Quinn, on the other hand, who helped liberate at least one camp, is less enthused. So much so that he orchestrates an elaborate plan to get them secretly back on the base that night. And that’s after Hynek has revisited the pig farm and found crop circles nearby. By the way, someone has replaced the farmer’s hogs.
Once back on the base, the men break into a lab. There they make their most stunning discovery yet: a humanoid creature floating in a tank. Unfortunately, the tank is wired, so when Hynek touches it, it sets off alarms. They beat a hasty retreat, but still are cornered by von Braun and his men on the side of a road.
The scales have now fallen from Hynek’s eyes, though, and he tells von Braun that he sees him for who he is. A man whose allegiance is ruled by expedience? Well, maybe. But mostly a liar. This is after von Braun has told them that the thing they saw was a rhesus monkey. We know what monkeys look like, Wernher.

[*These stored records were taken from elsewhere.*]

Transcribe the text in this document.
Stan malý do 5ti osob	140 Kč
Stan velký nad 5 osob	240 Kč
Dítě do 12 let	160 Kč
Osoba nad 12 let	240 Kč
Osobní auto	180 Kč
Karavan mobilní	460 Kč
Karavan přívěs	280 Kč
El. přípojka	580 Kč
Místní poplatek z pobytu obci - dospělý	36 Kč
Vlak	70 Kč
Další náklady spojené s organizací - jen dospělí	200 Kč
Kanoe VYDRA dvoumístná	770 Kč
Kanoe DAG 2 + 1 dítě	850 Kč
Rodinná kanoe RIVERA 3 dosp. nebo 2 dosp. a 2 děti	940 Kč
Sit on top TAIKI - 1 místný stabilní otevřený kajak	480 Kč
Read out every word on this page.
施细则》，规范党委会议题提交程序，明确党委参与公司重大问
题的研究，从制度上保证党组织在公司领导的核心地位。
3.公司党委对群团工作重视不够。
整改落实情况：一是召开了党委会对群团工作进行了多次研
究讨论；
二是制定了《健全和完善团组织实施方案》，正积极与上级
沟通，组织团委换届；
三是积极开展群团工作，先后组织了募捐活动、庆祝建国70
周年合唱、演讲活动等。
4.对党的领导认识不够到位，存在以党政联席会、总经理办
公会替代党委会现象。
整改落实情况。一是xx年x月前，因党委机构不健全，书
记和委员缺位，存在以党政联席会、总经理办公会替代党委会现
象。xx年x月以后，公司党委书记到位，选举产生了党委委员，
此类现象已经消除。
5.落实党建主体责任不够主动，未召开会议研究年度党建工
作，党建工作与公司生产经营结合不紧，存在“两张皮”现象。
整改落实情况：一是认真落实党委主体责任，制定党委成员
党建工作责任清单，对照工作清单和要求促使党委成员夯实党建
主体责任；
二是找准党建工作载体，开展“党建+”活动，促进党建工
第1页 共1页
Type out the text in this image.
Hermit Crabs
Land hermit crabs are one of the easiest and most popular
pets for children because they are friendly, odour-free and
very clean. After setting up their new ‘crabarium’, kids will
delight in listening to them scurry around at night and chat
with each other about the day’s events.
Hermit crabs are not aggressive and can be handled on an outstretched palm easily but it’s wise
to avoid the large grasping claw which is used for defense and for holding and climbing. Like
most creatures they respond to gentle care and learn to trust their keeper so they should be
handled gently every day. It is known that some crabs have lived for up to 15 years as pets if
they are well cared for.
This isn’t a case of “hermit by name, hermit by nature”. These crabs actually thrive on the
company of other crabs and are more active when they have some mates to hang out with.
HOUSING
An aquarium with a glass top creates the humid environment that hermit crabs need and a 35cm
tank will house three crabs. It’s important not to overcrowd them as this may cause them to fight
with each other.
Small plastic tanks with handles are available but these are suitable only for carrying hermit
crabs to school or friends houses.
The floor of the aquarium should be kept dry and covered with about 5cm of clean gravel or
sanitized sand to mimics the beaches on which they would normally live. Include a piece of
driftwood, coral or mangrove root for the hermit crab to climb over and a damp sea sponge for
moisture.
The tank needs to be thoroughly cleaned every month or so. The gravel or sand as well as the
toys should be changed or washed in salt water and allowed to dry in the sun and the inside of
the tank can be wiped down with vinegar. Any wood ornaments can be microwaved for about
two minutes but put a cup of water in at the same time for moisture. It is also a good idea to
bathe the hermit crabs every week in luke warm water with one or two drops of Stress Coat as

Back at home, Mimi is still being menaced by the man from the hardware store, whom I didn’t recognize as Fuller, the pilot from the first episode. He’s desperate to warn her that they’re all in danger, but of course, he comes off unhinged, so she’s terrified of him. So much so, that when Susie picks it up on her bug, she rushes over to save the day. Fuller runs off, but I’m sure he’ll be back.
Quinn is also back, after being suspended from the Project. Harding meets with von Braun, who recommends he rehire Quinn, so he can be watched. He also recommends handing Hynek a little victory, so he’ll feel appeased. Yeah, this TV version of von Braun may know rockets, but he doesn’t know shit about Hynek.
Harding is with von Braun, by the way, to watch the launch of that flying saucer we saw previously. A very nervous (human) pilot is hustled into the saucer, which whirls and stirs and finally just disappears. “It worked,” von Braun says, but what does that mean?!
8/10 – Although there were minor errors–von Braun would have never spoken German at work–for the most part, this was a pretty decent (fictional) portrayal of the man. As for the rest of the episode, it was wild. I actually gasped when they revealed the crop circles. Although it was a little odd tonally, I appreciated that Quinn made a reference to the horrors he saw after the war. Part of that, of course, involved human experimentation and as we saw this week, it hasn’t ended for those poor pilots.